690722 – Problem with the font embedding logic

Bug 690722 - Problem with the font embedding logic

Summary: Problem with the font embedding logic

Status:	RESOLVED FIXED

Alias:	None

Product:	Ghostscript
Classification:	Unclassified
Component:	PDF Writer (show other bugs)
Version:	8.70
Hardware:	PC Linux

Importance:	P4 normal
Assignee:	Ken Sharp

URL:
Keywords:

Depends on:
Blocks:

Reported:	2009-08-20 01:43 UTC by Luigi Scarso
Modified:	2009-08-25 01:19 UTC (History)
CC List:	1 user (show)

See Also:
Customer:
Word Size:	---

Attachments
gs870.zip (27.81 KB, application/zip) 2009-08-20 01:45 UTC, Luigi Scarso	Details
Add an attachment (proposed patch, testcase, etc.)

Note You need to log in before you can comment on or make changes to this bug.

Description Luigi Scarso 2009-08-20 01:43:06 UTC

With ghostscript 8.70,
processing test.pdf in attachment with
this script
#
GS=/opt/ghostscript/ghostscript-8.70/bin/gs
pdf_src=$1
dest=`basename $pdf_src .pdf`_gs870.pdf
$GS -sDEVICE=pdfwrite -dNOPAUSE -dCompressFonts=false
-dCompressPages=false  -dUseFlateCompression=false -sOutputFile=$dest
$pdf_src -c quit
#
produce test_gs870.pdf without errors.

But If I view test_gs870.pdf with xpdf, I see on console many of this "errors"
Error: Illegal entry in bfrange block in ToUnicode CMap

Both pdfs are seen correctly .
I'm actually under a Ubuntu Linux 8.04 LTS .
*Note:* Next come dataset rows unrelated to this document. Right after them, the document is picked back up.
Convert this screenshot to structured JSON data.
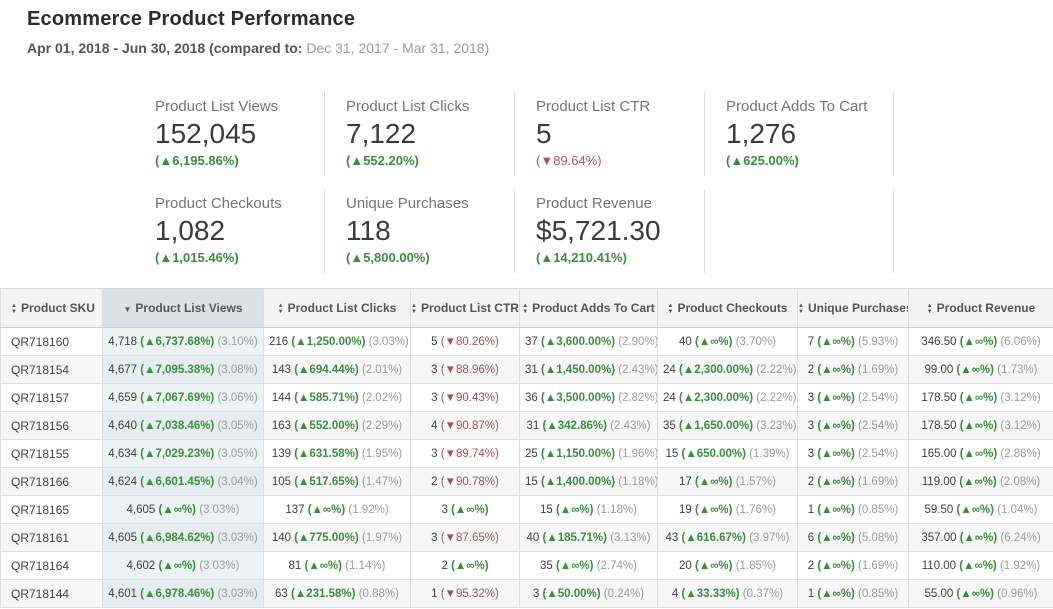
{
  "page": {
    "title": "Ecommerce Product Performance",
    "date_range": "Apr 01, 2018 - Jun 30, 2018 ",
    "compare_label": "(compared to: ",
    "compare_range": "Dec 31, 2017 - Mar 31, 2018)"
  },
  "colors": {
    "positive": "#3a8e3d",
    "negative": "#a84f60",
    "share_text": "#9a9a9a",
    "sorted_header_bg": "#dbe2e7",
    "sorted_column_bg": "#edf2f5",
    "header_bg": "#f4f4f4"
  },
  "kpis": [
    {
      "label": "Product List Views",
      "value": "152,045",
      "delta": "(▲6,195.86%)",
      "dir": "up"
    },
    {
      "label": "Product List Clicks",
      "value": "7,122",
      "delta": "(▲552.20%)",
      "dir": "up"
    },
    {
      "label": "Product List CTR",
      "value": "5",
      "delta": "(▼89.64%)",
      "dir": "down"
    },
    {
      "label": "Product Adds To Cart",
      "value": "1,276",
      "delta": "(▲625.00%)",
      "dir": "up"
    },
    {
      "label": "Product Checkouts",
      "value": "1,082",
      "delta": "(▲1,015.46%)",
      "dir": "up"
    },
    {
      "label": "Unique Purchases",
      "value": "118",
      "delta": "(▲5,800.00%)",
      "dir": "up"
    },
    {
      "label": "Product Revenue",
      "value": "$5,721.30",
      "delta": "(▲14,210.41%)",
      "dir": "up"
    }
  ],
  "table": {
    "columns": [
      {
        "key": "product-sku",
        "label": "Product SKU",
        "sort": "none"
      },
      {
        "key": "product-list-views",
        "label": "Product List Views",
        "sort": "desc"
      },
      {
        "key": "product-list-clicks",
        "label": "Product List Clicks",
        "sort": "none"
      },
      {
        "key": "product-list-ctr",
        "label": "Product List CTR",
        "sort": "none"
      },
      {
        "key": "product-adds-to-cart",
        "label": "Product Adds To Cart",
        "sort": "none"
      },
      {
        "key": "product-checkouts",
        "label": "Product Checkouts",
        "sort": "none"
      },
      {
        "key": "unique-purchases",
        "label": "Unique Purchases",
        "sort": "none"
      },
      {
        "key": "product-revenue",
        "label": "Product Revenue",
        "sort": "none"
      }
    ],
    "rows": [
      {
        "sku": "QR718160",
        "cells": [
          {
            "v": "4,718",
            "d": "(▲6,737.68%)",
            "dir": "up",
            "s": "(3.10%)"
          },
          {
            "v": "216",
            "d": "(▲1,250.00%)",
            "dir": "up",
            "s": "(3.03%)"
          },
          {
            "v": "5",
            "d": "(▼80.26%)",
            "dir": "down",
            "s": ""
          },
          {
            "v": "37",
            "d": "(▲3,600.00%)",
            "dir": "up",
            "s": "(2.90%)"
          },
          {
            "v": "40",
            "d": "(▲∞%)",
            "dir": "up",
            "s": "(3.70%)"
          },
          {
            "v": "7",
            "d": "(▲∞%)",
            "dir": "up",
            "s": "(5.93%)"
          },
          {
            "v": "346.50",
            "d": "(▲∞%)",
            "dir": "up",
            "s": "(6.06%)"
          }
        ]
      },
      {
        "sku": "QR718154",
        "cells": [
          {
            "v": "4,677",
            "d": "(▲7,095.38%)",
            "dir": "up",
            "s": "(3.08%)"
          },
          {
            "v": "143",
            "d": "(▲694.44%)",
            "dir": "up",
            "s": "(2.01%)"
          },
          {
            "v": "3",
            "d": "(▼88.96%)",
            "dir": "down",
            "s": ""
          },
          {
            "v": "31",
            "d": "(▲1,450.00%)",
            "dir": "up",
            "s": "(2.43%)"
          },
          {
            "v": "24",
            "d": "(▲2,300.00%)",
            "dir": "up",
            "s": "(2.22%)"
          },
          {
            "v": "2",
            "d": "(▲∞%)",
            "dir": "up",
            "s": "(1.69%)"
          },
          {
            "v": "99.00",
            "d": "(▲∞%)",
            "dir": "up",
            "s": "(1.73%)"
          }
        ]
      },
      {
        "sku": "QR718157",
        "cells": [
          {
            "v": "4,659",
            "d": "(▲7,067.69%)",
            "dir": "up",
            "s": "(3.06%)"
          },
          {
            "v": "144",
            "d": "(▲585.71%)",
            "dir": "up",
            "s": "(2.02%)"
          },
          {
            "v": "3",
            "d": "(▼90.43%)",
            "dir": "down",
            "s": ""
          },
          {
            "v": "36",
            "d": "(▲3,500.00%)",
            "dir": "up",
            "s": "(2.82%)"
          },
          {
            "v": "24",
            "d": "(▲2,300.00%)",
            "dir": "up",
            "s": "(2.22%)"
          },
          {
            "v": "3",
            "d": "(▲∞%)",
            "dir": "up",
            "s": "(2.54%)"
          },
          {
            "v": "178.50",
            "d": "(▲∞%)",
            "dir": "up",
            "s": "(3.12%)"
          }
        ]
      },
      {
        "sku": "QR718156",
        "cells": [
          {
            "v": "4,640",
            "d": "(▲7,038.46%)",
            "dir": "up",
            "s": "(3.05%)"
          },
          {
            "v": "163",
            "d": "(▲552.00%)",
            "dir": "up",
            "s": "(2.29%)"
          },
          {
            "v": "4",
            "d": "(▼90.87%)",
            "dir": "down",
            "s": ""
          },
          {
            "v": "31",
            "d": "(▲342.86%)",
            "dir": "up",
            "s": "(2.43%)"
          },
          {
            "v": "35",
            "d": "(▲1,650.00%)",
            "dir": "up",
            "s": "(3.23%)"
          },
          {
            "v": "3",
            "d": "(▲∞%)",
            "dir": "up",
            "s": "(2.54%)"
          },
          {
            "v": "178.50",
            "d": "(▲∞%)",
            "dir": "up",
            "s": "(3.12%)"
          }
        ]
      },
      {
        "sku": "QR718155",
        "cells": [
          {
            "v": "4,634",
            "d": "(▲7,029.23%)",
            "dir": "up",
            "s": "(3.05%)"
          },
          {
            "v": "139",
            "d": "(▲631.58%)",
            "dir": "up",
            "s": "(1.95%)"
          },
          {
            "v": "3",
            "d": "(▼89.74%)",
            "dir": "down",
            "s": ""
          },
          {
            "v": "25",
            "d": "(▲1,150.00%)",
            "dir": "up",
            "s": "(1.96%)"
          },
          {
            "v": "15",
            "d": "(▲650.00%)",
            "dir": "up",
            "s": "(1.39%)"
          },
          {
            "v": "3",
            "d": "(▲∞%)",
            "dir": "up",
            "s": "(2.54%)"
          },
          {
            "v": "165.00",
            "d": "(▲∞%)",
            "dir": "up",
            "s": "(2.88%)"
          }
        ]
      },
      {
        "sku": "QR718166",
        "cells": [
          {
            "v": "4,624",
            "d": "(▲6,601.45%)",
            "dir": "up",
            "s": "(3.04%)"
          },
          {
            "v": "105",
            "d": "(▲517.65%)",
            "dir": "up",
            "s": "(1.47%)"
          },
          {
            "v": "2",
            "d": "(▼90.78%)",
            "dir": "down",
            "s": ""
          },
          {
            "v": "15",
            "d": "(▲1,400.00%)",
            "dir": "up",
            "s": "(1.18%)"
          },
          {
            "v": "17",
            "d": "(▲∞%)",
            "dir": "up",
            "s": "(1.57%)"
          },
          {
            "v": "2",
            "d": "(▲∞%)",
            "dir": "up",
            "s": "(1.69%)"
          },
          {
            "v": "119.00",
            "d": "(▲∞%)",
            "dir": "up",
            "s": "(2.08%)"
          }
        ]
      },
      {
        "sku": "QR718165",
        "cells": [
          {
            "v": "4,605",
            "d": "(▲∞%)",
            "dir": "up",
            "s": "(3.03%)"
          },
          {
            "v": "137",
            "d": "(▲∞%)",
            "dir": "up",
            "s": "(1.92%)"
          },
          {
            "v": "3",
            "d": "(▲∞%)",
            "dir": "up",
            "s": ""
          },
          {
            "v": "15",
            "d": "(▲∞%)",
            "dir": "up",
            "s": "(1.18%)"
          },
          {
            "v": "19",
            "d": "(▲∞%)",
            "dir": "up",
            "s": "(1.76%)"
          },
          {
            "v": "1",
            "d": "(▲∞%)",
            "dir": "up",
            "s": "(0.85%)"
          },
          {
            "v": "59.50",
            "d": "(▲∞%)",
            "dir": "up",
            "s": "(1.04%)"
          }
        ]
      },
      {
        "sku": "QR718161",
        "cells": [
          {
            "v": "4,605",
            "d": "(▲6,984.62%)",
            "dir": "up",
            "s": "(3.03%)"
          },
          {
            "v": "140",
            "d": "(▲775.00%)",
            "dir": "up",
            "s": "(1.97%)"
          },
          {
            "v": "3",
            "d": "(▼87.65%)",
            "dir": "down",
            "s": ""
          },
          {
            "v": "40",
            "d": "(▲185.71%)",
            "dir": "up",
            "s": "(3.13%)"
          },
          {
            "v": "43",
            "d": "(▲616.67%)",
            "dir": "up",
            "s": "(3.97%)"
          },
          {
            "v": "6",
            "d": "(▲∞%)",
            "dir": "up",
            "s": "(5.08%)"
          },
          {
            "v": "357.00",
            "d": "(▲∞%)",
            "dir": "up",
            "s": "(6.24%)"
          }
        ]
      },
      {
        "sku": "QR718164",
        "cells": [
          {
            "v": "4,602",
            "d": "(▲∞%)",
            "dir": "up",
            "s": "(3.03%)"
          },
          {
            "v": "81",
            "d": "(▲∞%)",
            "dir": "up",
            "s": "(1.14%)"
          },
          {
            "v": "2",
            "d": "(▲∞%)",
            "dir": "up",
            "s": ""
          },
          {
            "v": "35",
            "d": "(▲∞%)",
            "dir": "up",
            "s": "(2.74%)"
          },
          {
            "v": "20",
            "d": "(▲∞%)",
            "dir": "up",
            "s": "(1.85%)"
          },
          {
            "v": "2",
            "d": "(▲∞%)",
            "dir": "up",
            "s": "(1.69%)"
          },
          {
            "v": "110.00",
            "d": "(▲∞%)",
            "dir": "up",
            "s": "(1.92%)"
          }
        ]
      },
      {
        "sku": "QR718144",
        "cells": [
          {
            "v": "4,601",
            "d": "(▲6,978.46%)",
            "dir": "up",
            "s": "(3.03%)"
          },
          {
            "v": "63",
            "d": "(▲231.58%)",
            "dir": "up",
            "s": "(0.88%)"
          },
          {
            "v": "1",
            "d": "(▼95.32%)",
            "dir": "down",
            "s": ""
          },
          {
            "v": "3",
            "d": "(▲50.00%)",
            "dir": "up",
            "s": "(0.24%)"
          },
          {
            "v": "4",
            "d": "(▲33.33%)",
            "dir": "up",
            "s": "(0.37%)"
          },
          {
            "v": "1",
            "d": "(▲∞%)",
            "dir": "up",
            "s": "(0.85%)"
          },
          {
            "v": "55.00",
            "d": "(▲∞%)",
            "dir": "up",
            "s": "(0.96%)"
          }
        ]
      }
    ]
  }
}
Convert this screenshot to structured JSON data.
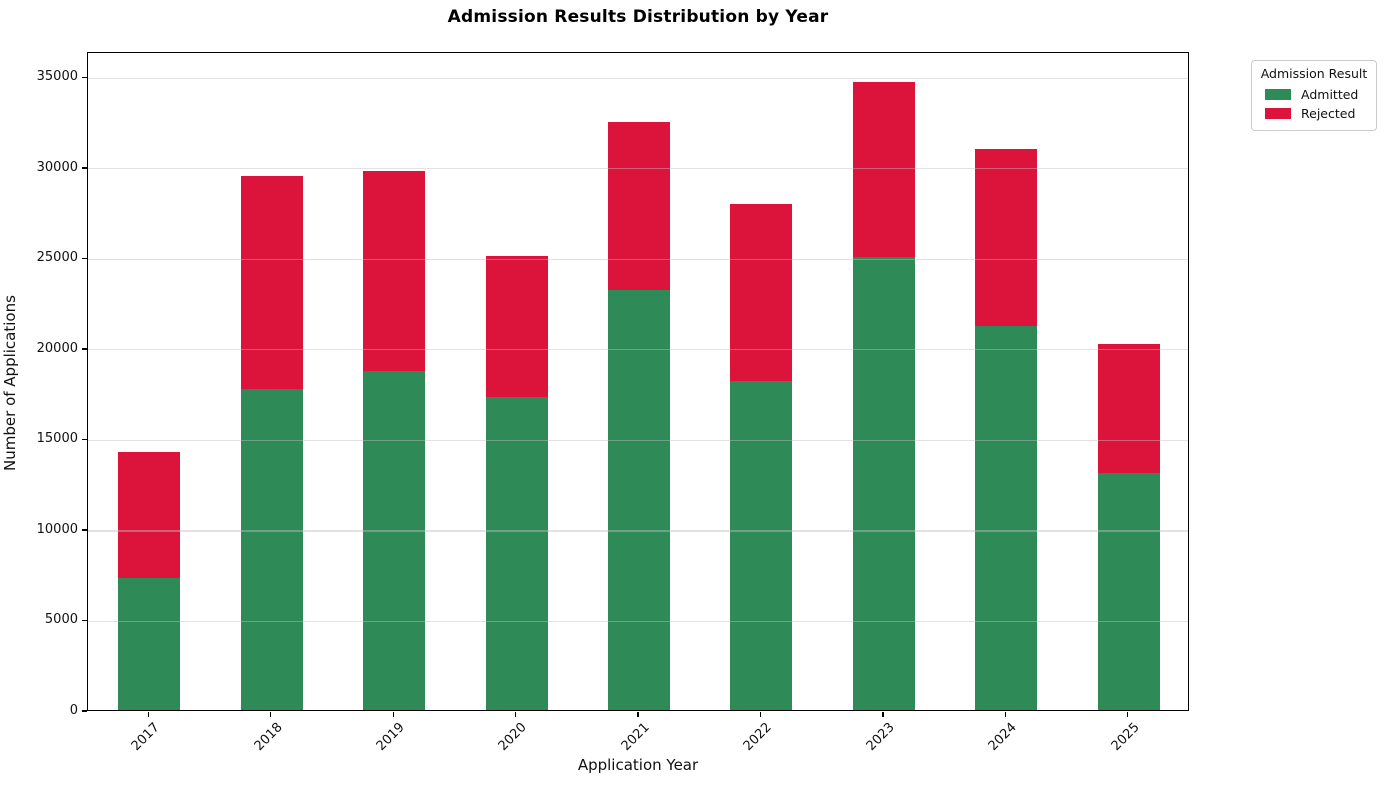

Comment 1 Luigi Scarso 2009-08-20 01:45:42 UTC

Created attachment 5316 [details]
gs870.zip

distill_870.sh test_gs870.pdf  test.pdf

Comment 2 Ken Sharp 2009-08-20 03:29:39 UTC

This appears to be an error with xpdf, not Ghostscript. The original file
includes a ToUnicode CMap which uses the ~bfchar operators:

0 beginbfrange
endbfrange
5 beginbfchar
<0004> <0021>
<002B> <0048>
<0048> <0065>
<004F> <006C>
<0052> <006F>
endbfchar

The output from pdfwrite encodes the same information but uses the ~bfrange
operators instead:

5 beginbfrange
<04><04><0021>
<2b><2b><0048>
<48><48><0065>
<4f><4f><006c>
<52><52><006f>
endbfrange

Now this is nominally slightly less efficient, since it requires a start and end
range, but the spec does not say (Technical note 5014 Adobe CMap and CIDFont
files specification) that these cannot be the same (p72 and 73 of the spec).

In fact it appears that xpdf is assuming that the start and end codes will be 4
bytes long. If I modify the entries thus:

5 beginbfrange
<0004><0004><0021>
<002b><002b><0048>
<0048><0048><0065>
<004f><004f><006c>
<0052><0052><006f>
endbfrange

The problem disappears. The spec says:

"Values for srcCodeLo and srcCodeHi must be in hexadecimal notation. "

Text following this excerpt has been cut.